ANGUS WILSON - Co jedzą hipopotamy [recenzja #43]
Niezgrabne i pozbawione uroku historie.
***
OCENA:
Tego
dnia, odczuwałem dojmujący głód opowiadań. Szybki rzut oka na domową
biblioteczkę utwierdził mnie w przekonaniu, że właśnie tego potrzebuję.
Chciałem jednak czegoś nowego, pragnąłem okładki, której dotąd nie widziałem,
autora, o którego istnieniu nie miałem pojęcia.
I
tak, przypadkiem, z internetowego wora obfitości wypadł niejaki Angus Wilson.
Intrygujące imię, jeszcze ciekawszy tytuł zbiorku (Co jedzą hipopotamy)… Nie pożałowałem kilku złotych, za 2 dni
przesyłka była u mnie. Na szczęście głód opowiadań wciąż trzymał.
I
choć początek lektury był całkiem obiecujący – może nie wejście smoka, ale,
powiedzmy, wejście zaskrońca – wkrótce zauważyłem pierwszą ułomność warsztatu Brytyjczyka.
Otóż
Wilson ma ewidentny problem z wprowadzaniem postaci do fabuły. W niektórych
opowiadaniach musiałem kilka razy czytać pierwszą stronę, by zrozumieć, kto
jest kim i która postać właśnie wypowiada kwestie dialogowe.
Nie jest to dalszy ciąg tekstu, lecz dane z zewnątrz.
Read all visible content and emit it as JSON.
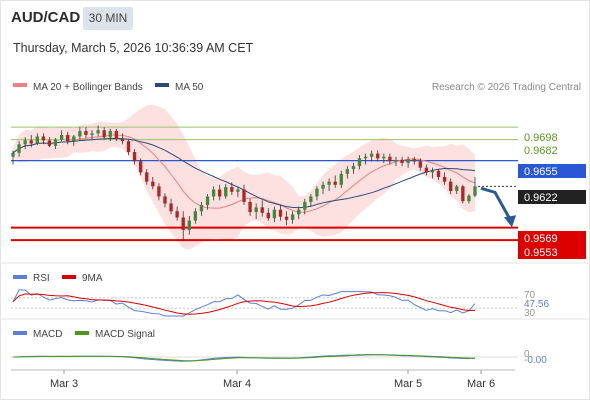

Być może jest to
wina przekładu i tłumacza (Henryk Krzeczkowski).
Wilson
jakby się wstydził opowiadać. Zaczyna swe historie konkretnie – sypie
nazwiskami, przedstawia scenerię akcji. Ale... robi to jakoś bez przekonania, z
pewną taką nieśmiałością. W efekcie, ledwie napoczęta fabuła zamiast nas
pożreć, łypie nieśmiało z ukrycia, niczym zanurzony w wodzie hipopotam. Początkowo myślałem, że to swoista igraszka,
gra z czytelnikiem – zmuszałem się więc do czytania, brnąłem dalej w
oczekiwaniu na „to coś”, które miało nigdy nie nadejść. Moja wytrwałość
momentami ocierała się o męczeństwo. Ocena Co
jedzą hipopotamy byłaby jeszcze niższa, gdyby nie argumentacja zawarta w
poniższym akapicie.
Opowiadania
Wilsona mają dwa-trzy momenty warte uwagi. Pierwszy z nich nosi tytuł Malinowy dżem. Poznajemy historię
nietypowej przyjaźni Johnniego oraz dwóch starych panien Swindale, powszechnie
uważanych za obłąkane. Siostry Swindale mieszkają razem w zrujnowanym dworku i
z racji na swoje ekscentryczne zachowanie, stały się obiektem plotek lokalnej
społeczności, głównie wiekowych ciotek, wujków, dziadków i podstarzałych generałów.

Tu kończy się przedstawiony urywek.